Alors que de nombreuses études historiques tendent à définir des modèles idéologiques dominants dans la fiction (capitalisme, phallocratie, racisme, impérialisme, etc.), celle-ci n’en est pas moins réactive pour tenter de saisir l’air du temps. Au-delà des simples éléments -généralement périphériques et accessoires - permettant de jouer la carte contemporaine, on peut aussi la voir prendre à bras le corps certaines revendications pour les intégrer à une nouvelle façon de raconter. Spike Lee l’a par exemple très laborieusement fait dans son oubliable Da 5 Bloods l’année dernière, arrosant de sauce Black Lives Matter son intrigue de chasse au trésor.
Promising young woman surfe ainsi sur l’ère #MeToo, en proposant une relecture du rape & revenge à vertu quasi pédagogique à destination des prédateurs de femmes sous l’emprise de l’alcool, et dont les défenses sont sérieusement affaiblies. La cause est évidemment légitime, et le regard porté sur cette société triomphante de la petite élite wasp rangée quelques années après des exactions tendrement qualifiées de délires de jeunesse est aussi décapant que glaçant.
Emerald Fennell, à l’écriture et à la réalisation, prend pourtant le parti d’un mélange des genres assez original pour conduire sa démonstration : thriller bien rodé, comédie romantique, satire sociale s’entremêlent autour du personnage joué par Carrey Mulligan, qui alterne elle-même entre la figure de la traumatisée, l’héroïne blasée et la vengeresse d’une intelligence redoutable.
C’est probablement dans cette diversité que se maintient l’intérêt et que pourront se ménager quelques surprises.

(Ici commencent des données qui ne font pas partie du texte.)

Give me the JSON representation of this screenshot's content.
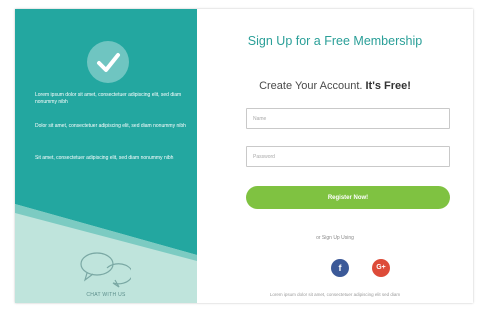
{
  "colors": {
    "teal": "#23a7a0",
    "teal_light": "#bfe4dc",
    "green_button": "#7fc241",
    "facebook": "#3b5998",
    "google_plus": "#dd4b39",
    "title_color": "#2a9f98"
  },
  "left_panel": {
    "check_icon": "check-icon",
    "paragraphs": [
      "Lorem ipsum dolor sit amet, consectetuer adipiscing elit, sed diam nonummy nibh",
      "Dolor sit amet, consectetuer adipiscing elit, sed diam nonummy nibh",
      "Sit amet, consectetuer adipiscing elit, sed diam nonummy nibh"
    ],
    "chat_icon": "chat-bubbles-icon",
    "chat_label": "CHAT WITH US"
  },
  "form": {
    "title": "Sign Up for a Free Membership",
    "subtitle_prefix": "Create Your Account. ",
    "subtitle_emphasis": "It's Free!",
    "name_placeholder": "Name",
    "password_placeholder": "Password",
    "register_label": "Register Now!",
    "or_text": "or Sign Up Using",
    "facebook_glyph": "f",
    "google_glyph": "G+",
    "footer_text": "Lorem ipsum dolor sit amet, consectetuer adipiscing elit sed diam"
  }
}
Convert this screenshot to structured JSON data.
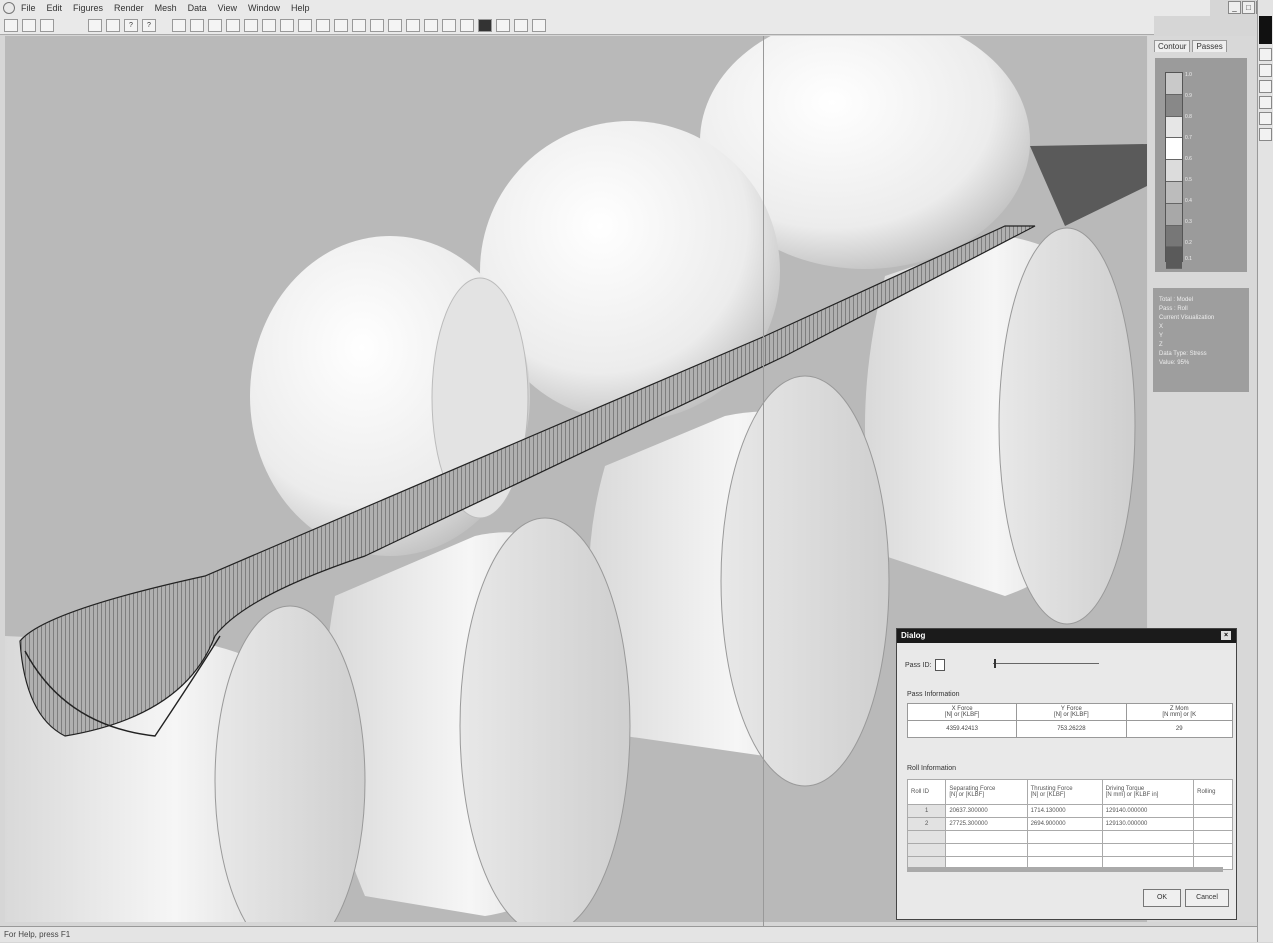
{
  "menu": {
    "items": [
      "File",
      "Edit",
      "Figures",
      "Render",
      "Mesh",
      "Data",
      "View",
      "Window",
      "Help"
    ],
    "window_buttons": [
      "_",
      "□",
      "×"
    ]
  },
  "toolbar": {
    "icons": [
      "new-icon",
      "open-icon",
      "save-icon",
      "print-icon",
      "help-icon",
      "rotate-icon",
      "pan-icon",
      "zoom-icon",
      "fit-icon",
      "select-icon",
      "light-icon",
      "color-icon"
    ]
  },
  "side_panel": {
    "tabs": [
      "Contour",
      "Passes"
    ],
    "legend_labels": [
      "1.0",
      "0.9",
      "0.8",
      "0.7",
      "0.6",
      "0.5",
      "0.4",
      "0.3",
      "0.2",
      "0.1"
    ],
    "info_lines": [
      "Total : Model",
      "Pass : Roll",
      "Current Visualization",
      "  X",
      "  Y",
      "  Z",
      "Data Type: Stress",
      "  Value: 95%"
    ]
  },
  "dialog": {
    "title": "Dialog",
    "close_label": "×",
    "pass_id_label": "Pass ID:",
    "pass_info_label": "Pass Information",
    "pass_headers": [
      "X Force\n[N] or [KLBF]",
      "Y Force\n[N] or [KLBF]",
      "Z Mom\n[N mm] or [K"
    ],
    "pass_values": [
      "4359.42413",
      "753.26228",
      "29"
    ],
    "roll_info_label": "Roll Information",
    "roll_headers": [
      "Roll ID",
      "Separating Force\n[N] or [KLBF]",
      "Thrusting Force\n[N] or [KLBF]",
      "Driving Torque\n[N mm] or [KLBF in]",
      "Rolling"
    ],
    "roll_rows": [
      [
        "1",
        "20637.300000",
        "1714.130000",
        "129140.000000",
        ""
      ],
      [
        "2",
        "27725.300000",
        "2694.900000",
        "129130.000000",
        ""
      ]
    ],
    "ok_label": "OK",
    "cancel_label": "Cancel"
  },
  "statusbar": {
    "text": "For Help, press F1"
  }
}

Le spectateur peut se laisser gagner par la romance en germe qui semble indiquer une renaissance avant la brutale révélation du jeune premier. De la même façon, la manière dont la situation se retourne pour l’héroïne qui semble affublée de la puissance et du look d’Harley Quinn est véritablement choquante, et l’étouffement subitement réaliste (la longueur de la scène est franchement éprouvante) brise tout le verni confortable dans lequel on avait glacé la fiction.

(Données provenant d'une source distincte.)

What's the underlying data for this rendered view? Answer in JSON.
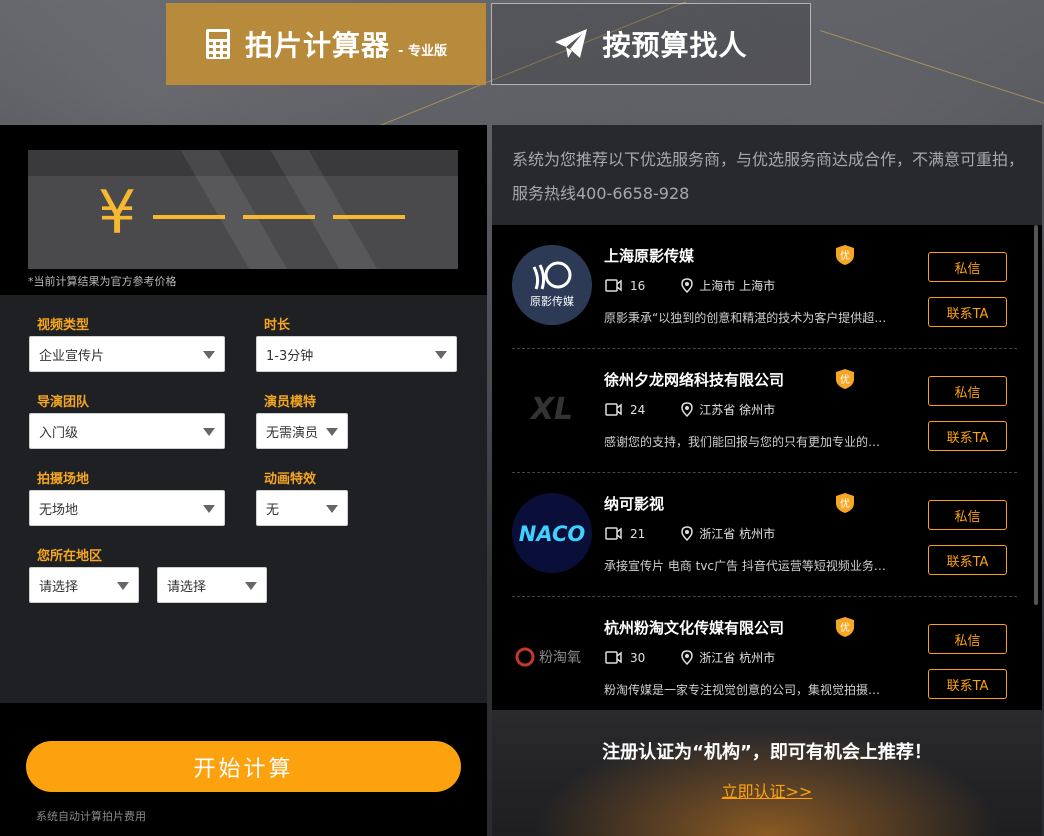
{
  "colors": {
    "accent": "#fca20f",
    "gold": "#b88a3c",
    "price": "#f5b82e"
  },
  "tabs": {
    "calculator": {
      "title": "拍片计算器",
      "sub": "- 专业版",
      "icon": "calculator-icon"
    },
    "find": {
      "title": "按预算找人",
      "icon": "paper-plane-icon"
    }
  },
  "price": {
    "symbol": "¥",
    "note": "*当前计算结果为官方参考价格"
  },
  "form": {
    "video_type": {
      "label": "视频类型",
      "value": "企业宣传片"
    },
    "duration": {
      "label": "时长",
      "value": "1-3分钟"
    },
    "director_team": {
      "label": "导演团队",
      "value": "入门级"
    },
    "actors": {
      "label": "演员模特",
      "value": "无需演员"
    },
    "location": {
      "label": "拍摄场地",
      "value": "无场地"
    },
    "animation": {
      "label": "动画特效",
      "value": "无"
    },
    "region": {
      "label": "您所在地区",
      "province": "请选择",
      "city": "请选择"
    }
  },
  "calc_button": "开始计算",
  "calc_note": "系统自动计算拍片费用",
  "intro": "系统为您推荐以下优选服务商，与优选服务商达成合作，不满意可重拍，服务热线400-6658-928",
  "providers": [
    {
      "name": "上海原影传媒",
      "count": "16",
      "location": "上海市 上海市",
      "desc": "原影秉承“以独到的创意和精湛的技术为客户提供超…",
      "badge": "优",
      "logo_text": "原影传媒"
    },
    {
      "name": "徐州夕龙网络科技有限公司",
      "count": "24",
      "location": "江苏省 徐州市",
      "desc": "感谢您的支持，我们能回报与您的只有更加专业的…",
      "badge": "优",
      "logo_text": "XL"
    },
    {
      "name": "纳可影视",
      "count": "21",
      "location": "浙江省 杭州市",
      "desc": "承接宣传片 电商 tvc广告 抖音代运营等短视频业务…",
      "badge": "优",
      "logo_text": "NACO"
    },
    {
      "name": "杭州粉淘文化传媒有限公司",
      "count": "30",
      "location": "浙江省 杭州市",
      "desc": "粉淘传媒是一家专注视觉创意的公司，集视觉拍摄…",
      "badge": "优",
      "logo_text": "粉淘氧"
    }
  ],
  "provider_buttons": {
    "message": "私信",
    "contact": "联系TA"
  },
  "promo": {
    "title": "注册认证为“机构”，即可有机会上推荐！",
    "link": "立即认证>>"
  }
}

Mais c’est aussi ce qui fait sa limite : le sujet traité semble ici le creuset à la dénonciation la plus limpide, mais aussi à une exploitation assez facile au profit d’un thriller improbable et qui se perd dans des directions éparses. Informations différées le plus tard possible, musique poussive, manipulations improbables, démonstration au forceps… A bien des égards, les leçons imposées par la trentenaire ont la légèreté de celles de Jarod dans Le Caméléon : des petites scénettes en forme de « loi du talion pour de semblant » : pour un film qui cherche à dénoncer et nous faire regarder la vérité en face, on a plus envie de lever les yeux au ciel.